My aunt told me many times in the past that she’d rather be dead in the desert than alive in Wisconsin, but in the end, dying takes time and one must go somewhere to do it.
I cope with this information the way I cope with all matters related to my family: I send a fruit basket and avoid thinking about it, or anything else.
I focus my energy on managing the foster dog, and giving extra attention to the Red Dog, and creating new escape routes for the cats who live in fear of the dogs, and finding hundreds of minor tasks to do that could easily be left undone but which are suddenly urgent, and whose completion soothes me as I lie on the sofa each evening, nestled between dogs and wondering where it all goes.
One of the tasks involves purging. The Child and I become obsessed with an organizational book based on the premise that you’ll be happier if you just throw out everything you don’t love, so we each set about purging our belongings, starting with our closets, moving to our books, and then our stuff, our cd’s, our collections.
You know, the cookbooks.
It’s surprisingly easy. The guiding principle of the program is to hold every thing in your hand and decide if it sparks joy, which isn’t really that hard to decide when you realize that if you clear off all the cookbooks whose recipes weren’t worth cooking, you’ll have room for more cookbooks might actually inspire you to cook.
A large box of books goes off to Goodwill, along with sacks upon sacks of clothing.
You’re not supposed to open the books as you decide, but I do anyway, because usually when I buy a cookbook, there is one recipe in it that made me think, I must try this. So it was with Gordon Ramsay’s Healthy Appetite, a book which contained only one recipe that I got excited about, one that was followed by a recipe for basic oatmeal, which both confused and irritated me.
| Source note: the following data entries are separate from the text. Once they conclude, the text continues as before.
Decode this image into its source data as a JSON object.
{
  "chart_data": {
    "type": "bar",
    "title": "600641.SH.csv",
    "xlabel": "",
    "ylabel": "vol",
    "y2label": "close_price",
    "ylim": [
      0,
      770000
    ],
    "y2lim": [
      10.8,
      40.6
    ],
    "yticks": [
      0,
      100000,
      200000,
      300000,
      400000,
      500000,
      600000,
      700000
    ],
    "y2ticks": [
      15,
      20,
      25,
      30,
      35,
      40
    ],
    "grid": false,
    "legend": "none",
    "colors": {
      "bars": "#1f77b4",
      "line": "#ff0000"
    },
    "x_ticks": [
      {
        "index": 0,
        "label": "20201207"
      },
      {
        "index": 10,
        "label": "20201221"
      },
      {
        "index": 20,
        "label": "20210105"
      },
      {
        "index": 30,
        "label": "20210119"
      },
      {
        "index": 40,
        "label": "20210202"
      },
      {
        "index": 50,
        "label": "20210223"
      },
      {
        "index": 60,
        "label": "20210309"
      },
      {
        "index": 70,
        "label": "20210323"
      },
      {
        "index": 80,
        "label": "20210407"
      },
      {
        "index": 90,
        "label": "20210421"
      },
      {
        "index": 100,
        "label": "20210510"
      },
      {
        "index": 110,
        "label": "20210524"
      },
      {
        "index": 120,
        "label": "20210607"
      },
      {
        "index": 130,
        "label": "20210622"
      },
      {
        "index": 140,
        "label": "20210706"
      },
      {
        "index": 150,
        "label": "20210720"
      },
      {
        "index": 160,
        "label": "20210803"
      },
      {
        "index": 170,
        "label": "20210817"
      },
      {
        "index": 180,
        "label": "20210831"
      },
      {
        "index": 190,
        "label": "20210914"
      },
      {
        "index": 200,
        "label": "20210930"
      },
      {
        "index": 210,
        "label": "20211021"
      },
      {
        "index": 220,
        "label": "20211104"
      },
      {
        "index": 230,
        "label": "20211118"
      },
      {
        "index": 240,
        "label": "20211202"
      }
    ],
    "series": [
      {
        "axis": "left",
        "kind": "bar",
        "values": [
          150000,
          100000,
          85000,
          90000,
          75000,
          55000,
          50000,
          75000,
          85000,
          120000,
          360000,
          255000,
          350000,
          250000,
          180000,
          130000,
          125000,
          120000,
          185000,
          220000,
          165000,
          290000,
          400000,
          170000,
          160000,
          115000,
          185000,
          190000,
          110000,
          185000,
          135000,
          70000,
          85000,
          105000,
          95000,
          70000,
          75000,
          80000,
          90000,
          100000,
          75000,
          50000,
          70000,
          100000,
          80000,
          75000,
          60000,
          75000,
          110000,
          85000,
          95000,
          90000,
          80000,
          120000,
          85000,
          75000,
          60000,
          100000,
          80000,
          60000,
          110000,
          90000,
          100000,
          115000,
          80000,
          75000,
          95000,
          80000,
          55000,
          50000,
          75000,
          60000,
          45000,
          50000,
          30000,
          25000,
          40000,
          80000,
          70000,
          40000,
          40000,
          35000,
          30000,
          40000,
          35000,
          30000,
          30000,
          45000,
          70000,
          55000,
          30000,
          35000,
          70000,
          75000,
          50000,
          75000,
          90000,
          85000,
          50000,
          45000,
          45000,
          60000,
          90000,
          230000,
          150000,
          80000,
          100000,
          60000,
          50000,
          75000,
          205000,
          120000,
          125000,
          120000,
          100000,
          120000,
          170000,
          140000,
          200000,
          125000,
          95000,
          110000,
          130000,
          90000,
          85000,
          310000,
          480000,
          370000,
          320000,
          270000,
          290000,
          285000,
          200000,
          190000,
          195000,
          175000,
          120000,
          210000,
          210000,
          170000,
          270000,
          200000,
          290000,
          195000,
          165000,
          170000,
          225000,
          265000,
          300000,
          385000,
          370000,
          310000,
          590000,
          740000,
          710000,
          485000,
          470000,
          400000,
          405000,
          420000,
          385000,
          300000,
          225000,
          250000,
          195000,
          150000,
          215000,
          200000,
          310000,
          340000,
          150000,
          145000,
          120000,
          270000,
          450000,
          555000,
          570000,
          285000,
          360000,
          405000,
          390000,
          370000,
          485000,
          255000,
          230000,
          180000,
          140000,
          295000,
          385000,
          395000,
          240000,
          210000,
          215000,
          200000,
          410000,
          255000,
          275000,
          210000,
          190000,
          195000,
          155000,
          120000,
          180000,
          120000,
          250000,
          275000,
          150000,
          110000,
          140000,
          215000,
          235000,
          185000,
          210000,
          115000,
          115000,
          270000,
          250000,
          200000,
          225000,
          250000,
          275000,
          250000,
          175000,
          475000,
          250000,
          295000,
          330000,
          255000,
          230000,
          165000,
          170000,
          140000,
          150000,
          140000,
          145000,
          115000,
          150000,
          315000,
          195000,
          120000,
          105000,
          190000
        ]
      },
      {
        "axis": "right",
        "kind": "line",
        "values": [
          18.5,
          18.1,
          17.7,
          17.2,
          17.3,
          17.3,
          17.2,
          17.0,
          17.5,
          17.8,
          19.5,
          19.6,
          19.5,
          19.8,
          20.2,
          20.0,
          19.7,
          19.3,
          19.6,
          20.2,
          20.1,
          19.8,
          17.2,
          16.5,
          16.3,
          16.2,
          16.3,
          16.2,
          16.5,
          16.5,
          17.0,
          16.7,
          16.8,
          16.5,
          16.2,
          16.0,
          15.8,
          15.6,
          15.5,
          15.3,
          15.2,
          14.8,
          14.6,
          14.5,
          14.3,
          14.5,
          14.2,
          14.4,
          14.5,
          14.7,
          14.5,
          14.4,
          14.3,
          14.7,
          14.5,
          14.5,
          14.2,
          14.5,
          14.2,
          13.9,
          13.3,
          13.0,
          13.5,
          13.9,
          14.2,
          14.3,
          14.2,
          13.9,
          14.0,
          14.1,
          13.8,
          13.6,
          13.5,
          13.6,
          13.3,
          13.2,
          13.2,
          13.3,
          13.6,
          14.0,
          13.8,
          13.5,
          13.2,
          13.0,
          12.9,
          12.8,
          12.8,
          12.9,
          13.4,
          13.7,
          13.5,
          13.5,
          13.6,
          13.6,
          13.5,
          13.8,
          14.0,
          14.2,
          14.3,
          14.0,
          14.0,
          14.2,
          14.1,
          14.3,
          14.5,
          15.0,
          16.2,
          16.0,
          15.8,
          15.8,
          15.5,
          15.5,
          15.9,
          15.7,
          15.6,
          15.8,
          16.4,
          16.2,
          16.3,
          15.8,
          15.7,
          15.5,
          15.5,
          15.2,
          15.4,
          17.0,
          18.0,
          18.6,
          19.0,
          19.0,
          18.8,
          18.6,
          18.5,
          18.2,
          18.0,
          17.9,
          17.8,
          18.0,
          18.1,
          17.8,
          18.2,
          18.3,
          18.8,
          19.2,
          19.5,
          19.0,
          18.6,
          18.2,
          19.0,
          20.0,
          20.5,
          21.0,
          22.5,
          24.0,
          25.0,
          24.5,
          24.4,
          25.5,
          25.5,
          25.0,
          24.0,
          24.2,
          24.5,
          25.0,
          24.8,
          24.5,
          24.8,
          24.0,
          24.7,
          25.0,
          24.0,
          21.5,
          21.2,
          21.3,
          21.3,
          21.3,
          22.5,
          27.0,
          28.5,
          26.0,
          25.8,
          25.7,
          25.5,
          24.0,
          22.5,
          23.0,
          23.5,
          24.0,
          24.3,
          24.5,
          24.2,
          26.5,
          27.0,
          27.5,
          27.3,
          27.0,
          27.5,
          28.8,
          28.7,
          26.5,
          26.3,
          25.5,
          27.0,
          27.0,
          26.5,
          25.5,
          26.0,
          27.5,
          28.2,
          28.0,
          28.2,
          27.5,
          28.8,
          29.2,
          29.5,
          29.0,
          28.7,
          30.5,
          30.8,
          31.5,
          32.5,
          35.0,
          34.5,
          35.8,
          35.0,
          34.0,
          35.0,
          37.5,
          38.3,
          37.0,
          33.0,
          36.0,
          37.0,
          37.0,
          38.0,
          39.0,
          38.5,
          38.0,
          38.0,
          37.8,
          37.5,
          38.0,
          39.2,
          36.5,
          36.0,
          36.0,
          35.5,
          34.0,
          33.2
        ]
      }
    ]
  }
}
There is someone out there who believes it is necessary to pay an author to write and publish a recipe for boiled oatmeal. There is also someone out there who paid for the book containing that recipe, and that someone was me.
The recipe I bought the book for, though, was also devastatingly simple: A warm compote of dried fruits simmered in orange juice and spices, perfect for spooning over yogurt, or pancakes, or, well, oatmeal. It’s a quick and lovely dish, and easy to swap out ingredients – if you have raisins or other dried fruit handy, by all means use them. I followed the directions, but wouldn’t normally have dried blueberries on hand, but it wouldn’t matter much, as nearly any dried fruit would work.
I served the compote warm over steel-cut oats, made using the recipe on the back of the box.
- 1 cup dried prunes
- 1 cup dried apricots
- ½ cup dried cherries
- ½ cup dried blueberries
- 1 cinnamon stick
- 2 star anise
- zest of one orange
- juice of two oranges (about a cup of juice)
- ⅓ cup of water, plus more as needed
- Put the dried fruit in a pan with all remaining ingredients, and stir a couple of times to distribute everything evenly. Cover the pan and bring to a boil, then reduce the heat and simmer about 10 minutes. If things seem to get dry, add a bit more water.
- Let cool in a bowl, and spoon over plain oatmeal, yogurt, or pancakes, as you prefer.